In LuxemburgCovid-Maßnahmen könnten zur Gewohnheit werden
ESCH-BELVAL – Dr. Başak Bağlayan ist Forscherin an der Uni Luxemburg. Sie beschäftigt sich momentan mit den Auswirkungen der Corona-Maßnahmen auf die individuellen Freiheiten.

Freiheitseinschränkungen sind gerechtfertigt, wenn sie zur Erreichung eines legitimen Zwecks erforderlich und angemessen sind.
«L’essentiel»: Inwiefern können sich die Corona-Maßnahmen auf die Grundrechte auswirken?

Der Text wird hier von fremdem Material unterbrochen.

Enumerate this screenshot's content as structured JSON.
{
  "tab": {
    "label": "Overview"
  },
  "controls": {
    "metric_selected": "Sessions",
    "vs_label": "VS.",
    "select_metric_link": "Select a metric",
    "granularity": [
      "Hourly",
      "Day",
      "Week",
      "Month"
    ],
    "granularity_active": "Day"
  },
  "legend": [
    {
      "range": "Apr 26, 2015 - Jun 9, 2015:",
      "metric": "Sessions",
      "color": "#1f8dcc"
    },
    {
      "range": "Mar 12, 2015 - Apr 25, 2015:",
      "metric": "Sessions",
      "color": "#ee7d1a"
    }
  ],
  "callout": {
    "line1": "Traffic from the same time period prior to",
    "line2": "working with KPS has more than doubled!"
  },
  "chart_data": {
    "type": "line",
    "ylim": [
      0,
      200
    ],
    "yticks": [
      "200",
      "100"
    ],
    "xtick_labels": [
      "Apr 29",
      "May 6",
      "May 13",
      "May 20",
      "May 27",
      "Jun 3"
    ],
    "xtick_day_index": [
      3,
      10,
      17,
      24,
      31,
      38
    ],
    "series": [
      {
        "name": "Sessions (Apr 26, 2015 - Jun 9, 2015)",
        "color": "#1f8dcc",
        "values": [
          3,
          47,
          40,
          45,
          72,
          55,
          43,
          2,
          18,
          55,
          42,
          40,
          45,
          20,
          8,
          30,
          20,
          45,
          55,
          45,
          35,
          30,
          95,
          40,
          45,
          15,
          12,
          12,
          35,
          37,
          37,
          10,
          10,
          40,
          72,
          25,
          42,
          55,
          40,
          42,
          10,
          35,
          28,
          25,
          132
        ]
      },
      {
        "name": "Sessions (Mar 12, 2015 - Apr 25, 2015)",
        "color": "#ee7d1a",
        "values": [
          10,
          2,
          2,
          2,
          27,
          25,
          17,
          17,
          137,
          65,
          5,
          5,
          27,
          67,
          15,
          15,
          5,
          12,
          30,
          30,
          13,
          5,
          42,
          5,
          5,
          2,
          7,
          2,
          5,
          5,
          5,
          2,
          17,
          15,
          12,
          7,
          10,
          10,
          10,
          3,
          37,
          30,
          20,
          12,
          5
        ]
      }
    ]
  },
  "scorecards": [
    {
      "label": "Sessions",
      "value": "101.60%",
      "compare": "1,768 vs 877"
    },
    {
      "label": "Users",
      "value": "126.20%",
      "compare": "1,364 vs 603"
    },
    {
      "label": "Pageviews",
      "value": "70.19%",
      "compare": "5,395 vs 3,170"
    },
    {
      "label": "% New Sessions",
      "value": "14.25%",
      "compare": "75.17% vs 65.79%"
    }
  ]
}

Dr. Başak Bağlayan: Aufgrund der Corona-Pandemie hat Luxemburg – wie andere Länder auch – Maßnahmen eingeführt, die die Ausübung bestimmter Grundrechte und -freiheiten eingeschränkt haben. Die Freizügigkeit der Bürger wurde eingeschränkt, sportliche und kulturelle Aktivitäten wurden abgesagt, Geschäfte wurden geschlossen.
Dennoch können bestimmte Einschränkungen mit den Grundrechten vereinbar sein, wenn ihr Zweck der Schutz der Gesundheit und Sicherheit ist. In solchen Fällen müssen jedoch bestimmte Kriterien erfüllt werden.
Wie wird entschieden, ob eine Maßnahme gerechtfertigt ist?
Sie muss eine rechtliche Grundlage haben, ein legitimes Ziel verfolgen, verhältnismäßig, zeitlich begrenzt und nicht diskriminierend sein. Darüber hinaus muss sie regelmäßig neu bewertet werden.
War Luxemburg in diesem Gebiet vorbildlich?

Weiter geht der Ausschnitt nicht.